The disability that would afflict him for much of his future was not yet imagined. His huge old house, once home to a thriving family of eleven, had gradually been stripped of its furniture as one by one those children moved out leaving Dad, the youngest, at home to care for his aging parents. Now they were gone and he could marry.

The couple struggled to keep the farm producing through the worst of the Depression with two young children before I came along. Six years younger than my sister and nine years separating me from my brother, I came as an unneeded addition. As Dad’s health failed, he became desperately afraid of the day when the loan came due and the bank might claim the farm. The cold charity of the county was his worst nightmare.

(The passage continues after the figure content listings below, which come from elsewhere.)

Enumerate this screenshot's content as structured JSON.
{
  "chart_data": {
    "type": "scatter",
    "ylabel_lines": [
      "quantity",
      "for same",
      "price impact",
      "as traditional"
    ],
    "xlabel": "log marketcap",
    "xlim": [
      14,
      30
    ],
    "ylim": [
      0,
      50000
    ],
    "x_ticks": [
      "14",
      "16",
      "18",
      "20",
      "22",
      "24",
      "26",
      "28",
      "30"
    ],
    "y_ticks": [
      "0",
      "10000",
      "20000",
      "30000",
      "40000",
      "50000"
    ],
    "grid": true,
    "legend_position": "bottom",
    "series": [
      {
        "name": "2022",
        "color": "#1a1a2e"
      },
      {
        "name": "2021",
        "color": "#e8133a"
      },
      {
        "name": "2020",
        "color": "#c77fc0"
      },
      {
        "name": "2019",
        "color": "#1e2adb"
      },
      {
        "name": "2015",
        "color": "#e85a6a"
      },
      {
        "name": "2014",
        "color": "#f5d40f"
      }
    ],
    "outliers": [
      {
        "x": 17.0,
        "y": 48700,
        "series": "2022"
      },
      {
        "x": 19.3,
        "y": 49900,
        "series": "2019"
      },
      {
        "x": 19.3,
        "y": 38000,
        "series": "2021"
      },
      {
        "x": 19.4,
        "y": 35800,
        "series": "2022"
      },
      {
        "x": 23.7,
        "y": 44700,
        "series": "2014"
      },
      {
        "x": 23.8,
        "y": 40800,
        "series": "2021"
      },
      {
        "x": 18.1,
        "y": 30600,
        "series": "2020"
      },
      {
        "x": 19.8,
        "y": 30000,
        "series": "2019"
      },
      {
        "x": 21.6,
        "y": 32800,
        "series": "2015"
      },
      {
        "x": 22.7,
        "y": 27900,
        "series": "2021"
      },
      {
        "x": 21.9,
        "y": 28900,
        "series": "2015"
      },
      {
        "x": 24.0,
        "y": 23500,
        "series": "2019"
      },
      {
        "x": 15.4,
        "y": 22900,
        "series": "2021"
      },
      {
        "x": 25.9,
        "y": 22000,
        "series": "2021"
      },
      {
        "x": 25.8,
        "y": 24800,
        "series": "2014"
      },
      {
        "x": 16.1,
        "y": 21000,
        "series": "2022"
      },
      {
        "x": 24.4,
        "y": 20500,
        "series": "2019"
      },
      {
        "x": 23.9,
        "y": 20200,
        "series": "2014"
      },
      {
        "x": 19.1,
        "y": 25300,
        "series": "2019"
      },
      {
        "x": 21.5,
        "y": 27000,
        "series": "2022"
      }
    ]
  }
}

The new baby, in 1936, nearly broke my mother’s health and sanity. Over the next years, she struggled to care for three children and to take on more and more of the farm chores that Dad found increasingly difficult — tasks for which she was totally unsuited.

Dad’s pride kept him from going to any of the relatives with hat in hand. They lived day to day and the helping hand was busy at its own survival.

Once I was too old for my baby sitter, old lame Rex, to control within the limits of the yard, I was everywhere, crawling over the horses’ backs, hunting eggs in the hay mows or exploring the river that bounded the farm’s east side. I slipped away like an afterthought, mostly forgotten, a stranger on the fringes of the real family.

I became the observer, the recorder of family life, the critic, although I was careful to never give voice to my thoughts.